Welche Auswirkungen hat sexueller Missbrauch auf das spätere Leben der Opfer?

Ulrike Giernalczyk: Sie stellen die schwerste Frage zuerst. Was mit einem Kind passiert, das ist in seiner Psyche gespeichert. Das geht nicht weg. Das ist wie mit einer Narbe, mit der man leben muss. Die Wunden verheilen vielleicht, aber die Narben bleiben für immer.

Das Leiden hört also nie auf?

Giernalczyk: Viele Opfer, die als Kinder missbraucht wurden, kommen als Erwachsene zu mir, weil sie nicht damit fertig werden. Sie haben diese Erlebnisse jahrelang verdrängt, und dann bricht plötzlich die Erinnerung hervor.

Wie wirkt sich das aus?

Giernalczyk: Das ist ganz unterschiedlich, das hängt sehr von der Form und Dauer des Missbrauchs ab und davon, ob der Täter aus der eigenen Familie stammt. Dann kommt natürlich ein nicht wiedergutzumachender Vertrauensverlust hinzu. Nur ein Beispiel: Eine Frau, die von ihrem Vater missbraucht worden war, konnte ihre Sexualität ganz gut ausleben, aber nur mit Zufallsbekanntschaften. Mit festen Partnern war sie nicht imstande, das Bett zu teilen, weil sie das an die Situation mit ihrem Vater erinnerte.

Es heißt, viele Täter seien früher selbst Opfer gewesen. Stimmt das?

Giernalczyk: Ich glaube ja. Wenn die Seele die Erinnerung gar nicht mehr anders abwehren kann, können sich Täteranteile entwickeln nach der Devise: Wenn ich so handele, passiert mir das selbst nicht mehr. Wohlgemerkt, das ist keine Entschuldigung für Missbrauch, doch die Täter haben in der Regel keine normale Biographie.

Aber spüren sie kein Mitleid mit den Kindern, denen sie das antun?

Giernalczyk: Sie haben keine Empathie mehr für sich selbst und nicht für ihre hilflosen Opfer. In dem Moment, in dem sie nachfühlen könnten, welches Leid sie den Kindern zufügen, müssten sie aufhören, sie zu missbrauchen.

Ist sexueller Missbrauch auf bestimmte Milieus beschränkt?
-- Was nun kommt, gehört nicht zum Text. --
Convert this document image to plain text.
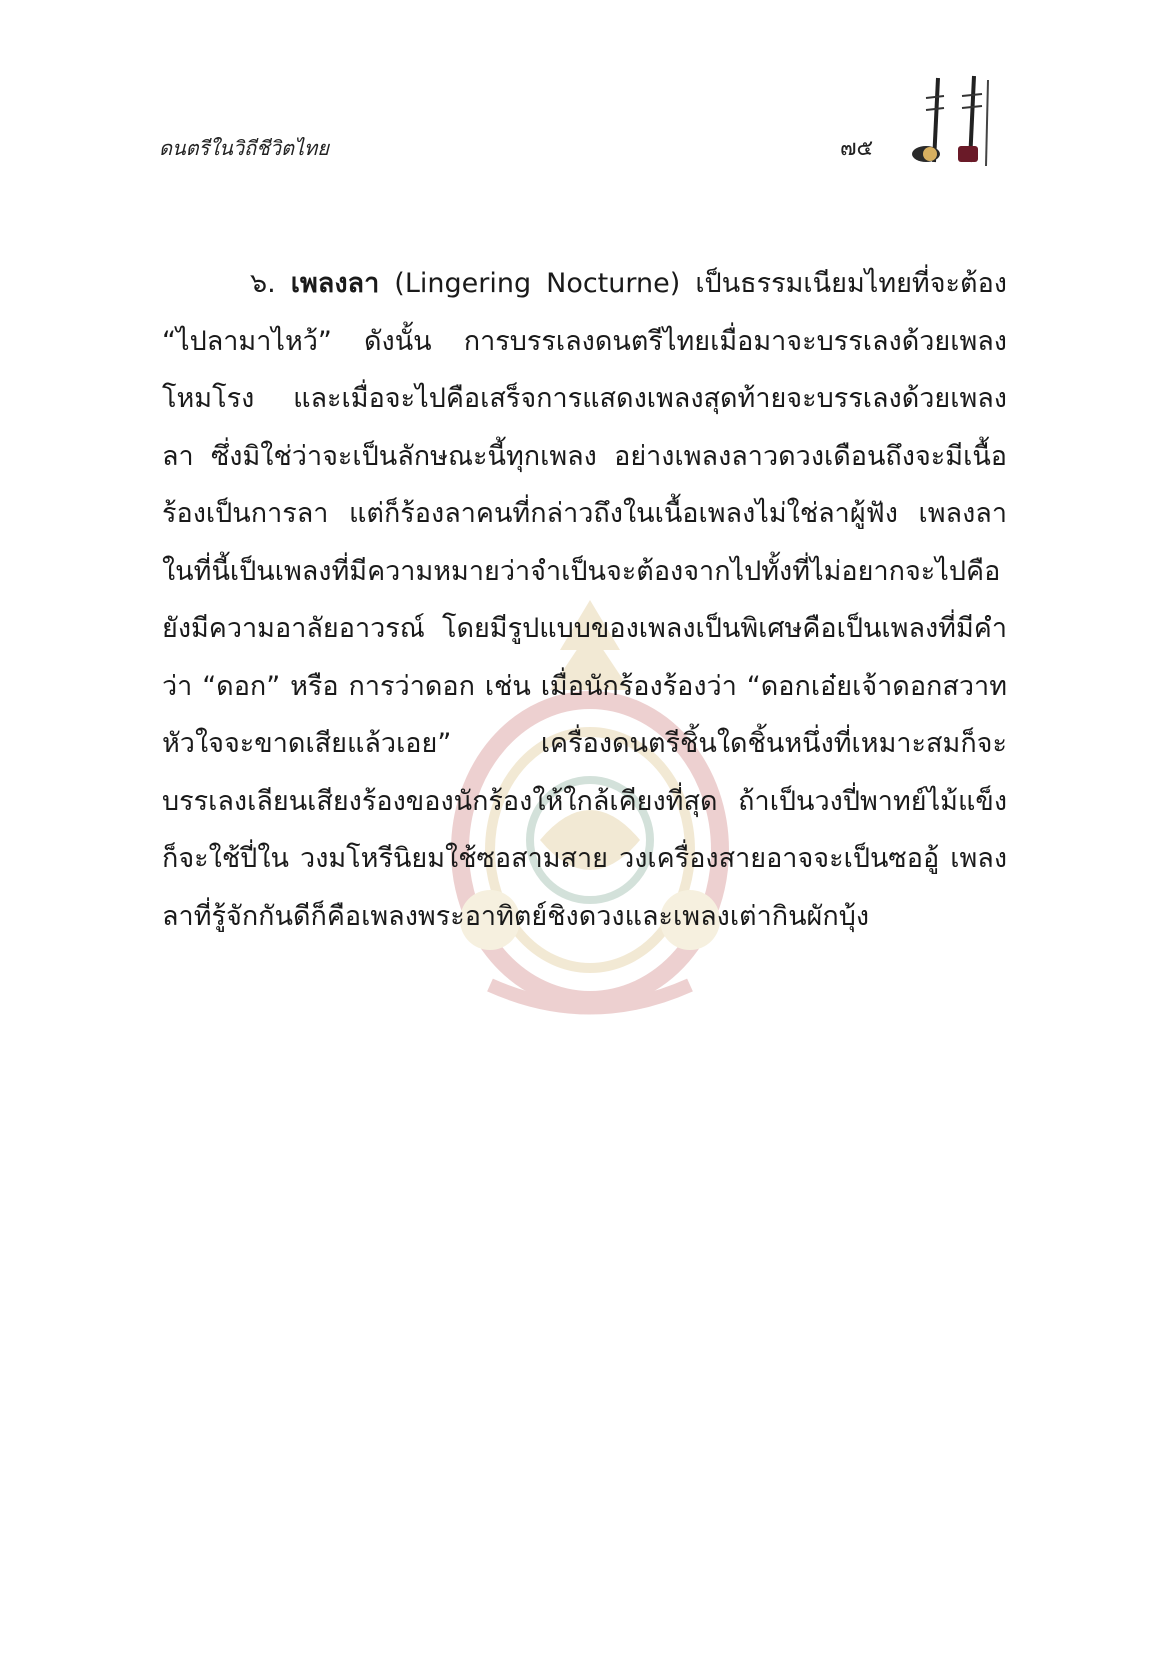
ดนตรีในวิถีชีวิตไทย	๗๕

๖. เพลงลา (Lingering Nocturne) เป็นธรรมเนียมไทยที่จะต้อง “ไปลามาไหว้” ดังนั้น การบรรเลงดนตรีไทยเมื่อมาจะบรรเลงด้วยเพลงโหมโรง และเมื่อจะไปคือเสร็จการแสดงเพลงสุดท้ายจะบรรเลงด้วยเพลงลา ซึ่งมิใช่ว่าจะเป็นลักษณะนี้ทุกเพลง อย่างเพลงลาวดวงเดือนถึงจะมีเนื้อร้องเป็นการลา แต่ก็ร้องลาคนที่กล่าวถึงในเนื้อเพลงไม่ใช่ลาผู้ฟัง เพลงลาในที่นี้เป็นเพลงที่มีความหมายว่าจำเป็นจะต้องจากไปทั้งที่ไม่อยากจะไปคือยังมีความอาลัยอาวรณ์ โดยมีรูปแบบของเพลงเป็นพิเศษคือเป็นเพลงที่มีคำว่า “ดอก” หรือ การว่าดอก เช่น เมื่อนักร้องร้องว่า “ดอกเอ๋ยเจ้าดอกสวาท หัวใจจะขาดเสียแล้วเอย” เครื่องดนตรีชิ้นใดชิ้นหนึ่งที่เหมาะสมก็จะบรรเลงเลียนเสียงร้องของนักร้องให้ใกล้เคียงที่สุด ถ้าเป็นวงปี่พาทย์ไม้แข็งก็จะใช้ปี่ใน วงมโหรีนิยมใช้ซอสามสาย วงเครื่องสายอาจจะเป็นซออู้ เพลงลาที่รู้จักกันดีก็คือเพลงพระอาทิตย์ชิงดวงและเพลงเต่ากินผักบุ้ง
Giernalczyk: Eindeutig nicht, er kommt in den besten Familien vor. Die können ihn nur besser verdecken. Und 80 Prozent der Täter stammen aus der Familie des Opfers, der Anteil der Fremdtäter ist also gering, wenngleich diese häufig in die Zeitung kommen, etwa wenn sie das Kind nach dem Missbrauch umbringen, weil sie keine andere Möglichkeit sehen, es zum Schweigen zu bringen. Gewalttäter sind oft Außenseiter, aber die Verwandten erlebt das Kind außerhalb des Missbrauchs häufig als nette Menschen.
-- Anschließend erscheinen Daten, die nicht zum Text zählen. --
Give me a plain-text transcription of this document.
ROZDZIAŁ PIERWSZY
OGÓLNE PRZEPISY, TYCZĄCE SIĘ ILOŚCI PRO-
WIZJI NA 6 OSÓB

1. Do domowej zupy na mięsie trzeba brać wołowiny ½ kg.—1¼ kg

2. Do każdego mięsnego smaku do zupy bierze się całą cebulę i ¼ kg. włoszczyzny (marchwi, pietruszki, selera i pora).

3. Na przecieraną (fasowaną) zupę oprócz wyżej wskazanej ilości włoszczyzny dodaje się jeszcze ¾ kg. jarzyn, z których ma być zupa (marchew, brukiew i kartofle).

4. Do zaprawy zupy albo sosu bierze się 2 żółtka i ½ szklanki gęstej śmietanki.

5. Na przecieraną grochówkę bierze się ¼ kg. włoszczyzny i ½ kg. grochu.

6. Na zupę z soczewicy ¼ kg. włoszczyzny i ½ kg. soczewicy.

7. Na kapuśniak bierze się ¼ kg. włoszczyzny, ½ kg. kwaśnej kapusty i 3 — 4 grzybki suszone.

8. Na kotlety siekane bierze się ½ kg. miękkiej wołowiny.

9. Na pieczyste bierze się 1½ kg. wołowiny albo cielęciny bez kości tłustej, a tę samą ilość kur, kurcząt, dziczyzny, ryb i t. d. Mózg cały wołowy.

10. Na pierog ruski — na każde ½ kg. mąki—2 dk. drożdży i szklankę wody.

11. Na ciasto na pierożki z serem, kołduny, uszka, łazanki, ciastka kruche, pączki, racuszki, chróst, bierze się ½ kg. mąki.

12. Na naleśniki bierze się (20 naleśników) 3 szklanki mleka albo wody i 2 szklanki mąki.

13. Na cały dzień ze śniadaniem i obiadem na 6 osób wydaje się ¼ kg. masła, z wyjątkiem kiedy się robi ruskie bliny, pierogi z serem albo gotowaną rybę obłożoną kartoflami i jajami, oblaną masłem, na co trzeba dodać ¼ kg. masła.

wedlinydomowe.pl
Und wie setzen die Angehörigen die Kinder unter Druck?

Giernalczyk: Mit Drohungen, aber auch sehr subtil. Wenn ein Vater sein Kind missbraucht und ihm anschließend mitteilt: Wenn du das jemandem erzählst, kommt der Papi ins Gefängnis und die Mami ist sehr traurig, und dann bist du Schuld daran, weil du es erzählt hast – dann kann man sich ausmalen, dass es die Kinder eine unendliche Überwindung kostet, sich jemandem anzuvertrauen. Sie fühlen sich schuldig; übrigens auch, wenn sie Zeugen eines Missbrauchs werden.

Was meinen Sie damit?

Giernalczyk: Wenn ein Kind mitbekommt, dass ein Freund oder ein Geschwister missbraucht wird, dann löst das ein Gefühl der Hilflosigkeit aus. Und daraus kann später so eine Überlebensschuld entstehen, eine unerträgliche Belastung. Man schätzt, dass jedes vierte Kind in Deutschland mindestens einmal Opfer eines Missbrauchs wird.
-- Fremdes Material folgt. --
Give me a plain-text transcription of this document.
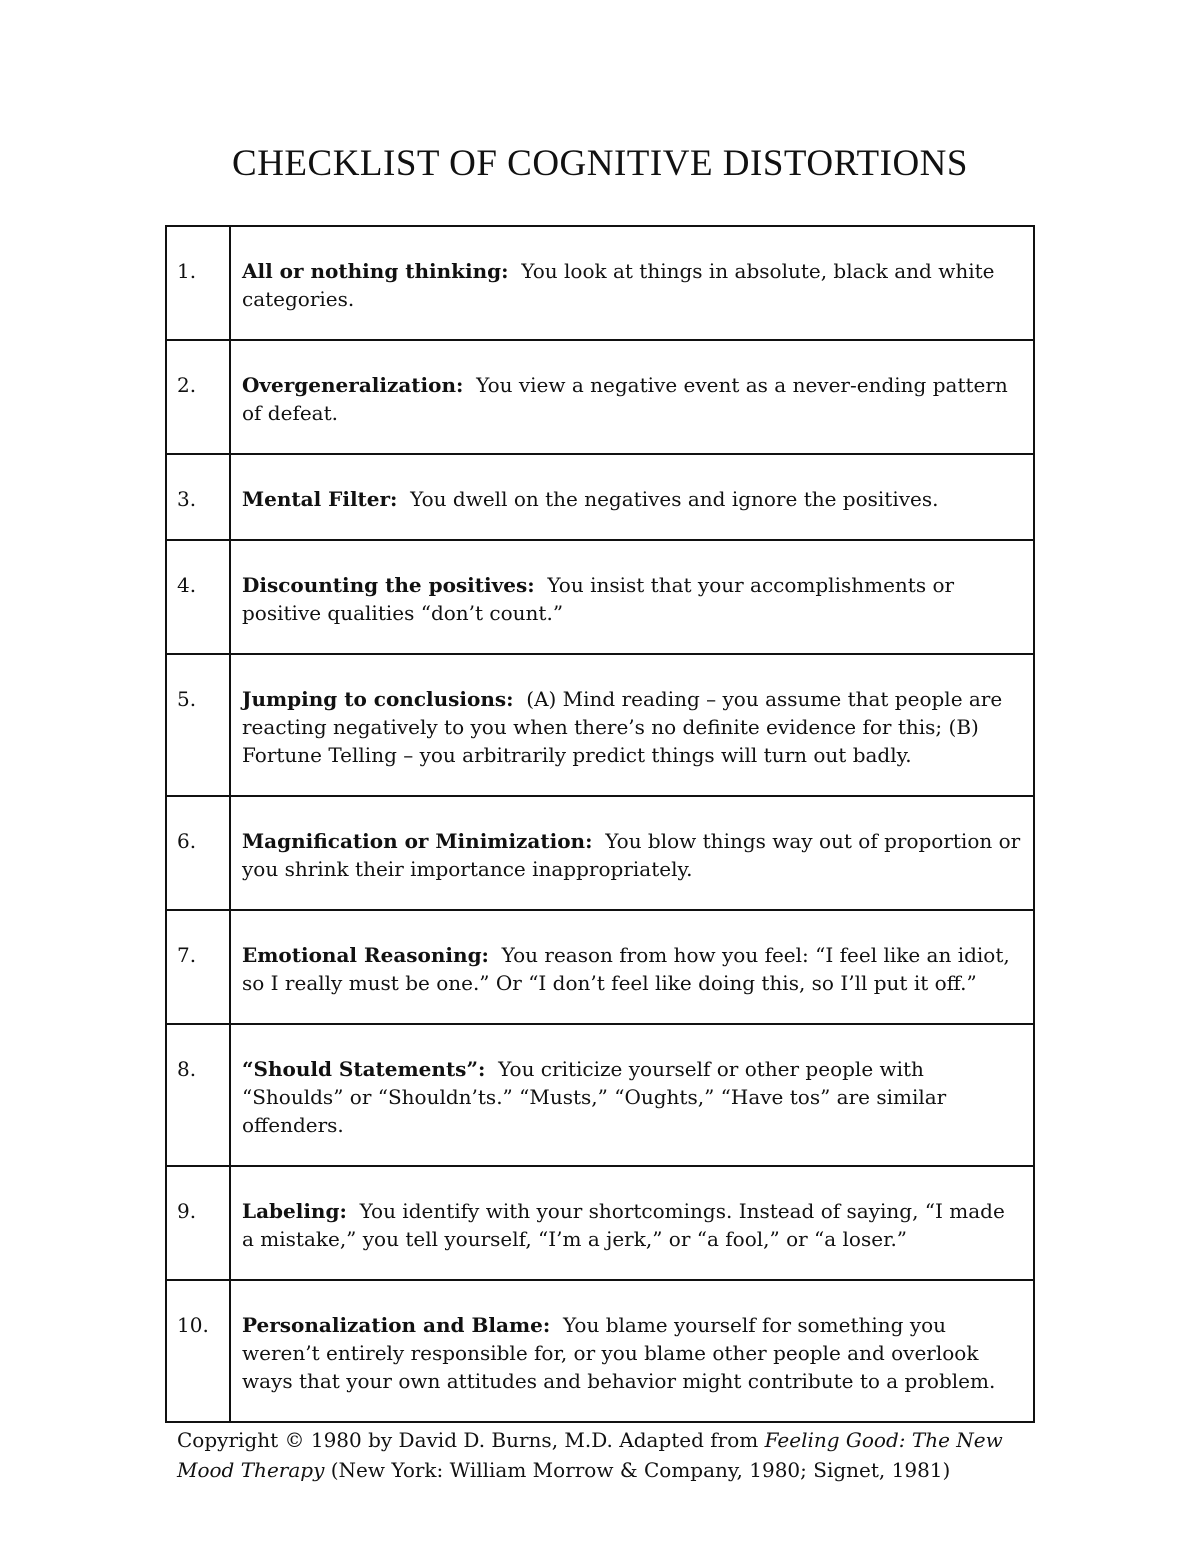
CHECKLIST OF COGNITIVE DISTORTIONS
1.	All or nothing thinking: You look at things in absolute, black and white categories.
2.	Overgeneralization: You view a negative event as a never-ending pattern of defeat.
3.	Mental Filter: You dwell on the negatives and ignore the positives.
4.	Discounting the positives: You insist that your accomplishments or positive qualities “don’t count.”
5.	Jumping to conclusions: (A) Mind reading – you assume that people are reacting negatively to you when there’s no definite evidence for this; (B) Fortune Telling – you arbitrarily predict things will turn out badly.
6.	Magnification or Minimization: You blow things way out of proportion or you shrink their importance inappropriately.
7.	Emotional Reasoning: You reason from how you feel: “I feel like an idiot, so I really must be one.” Or “I don’t feel like doing this, so I’ll put it off.”
8.	“Should Statements”: You criticize yourself or other people with “Shoulds” or “Shouldn’ts.” “Musts,” “Oughts,” “Have tos” are similar offenders.
9.	Labeling: You identify with your shortcomings. Instead of saying, “I made a mistake,” you tell yourself, “I’m a jerk,” or “a fool,” or “a loser.”
10.	Personalization and Blame: You blame yourself for something you weren’t entirely responsible for, or you blame other people and overlook ways that your own attitudes and behavior might contribute to a problem.
Copyright © 1980 by David D. Burns, M.D. Adapted from Feeling Good: The New Mood Therapy (New York: William Morrow & Company, 1980; Signet, 1981)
Wir sind doch keine Gesellschaft von Sexualstraftätern!

Giernalczyk: Wissen Sie, die Täter haben in der Öffentlichkeit ihren Ruf ruiniert, wenn ihr Tun bekannt wird, aber auf die Opfer wird gezeigt, und dadurch werden sie diskriminiert. Das verschärft die ohnehin vorhandene Angst, das eigene Leiden öffentlich zu machen.

Sollten Sexualstraftäter für immer weggesperrt werden?

Giernalczyk: Das würde der Problematik nicht gerecht, das bestehende Strafmaß ist schon in Ordnung. Die Taten sind verwerflich, aber die Täter sind und bleiben Menschen.

Sie haben den Verein Raphael gegründet. . .

Giernalczyk: Ja, einen Verein zur Unterstützung von Menschen, die sexuellen Missbrauch oder ähnliche traumatische Erfahrungen gemacht haben. Wir organisieren Ausflüge für sie, Einzelfallhilfen und Ähnliches. Viele Opfer kommen im Leben nicht zurecht.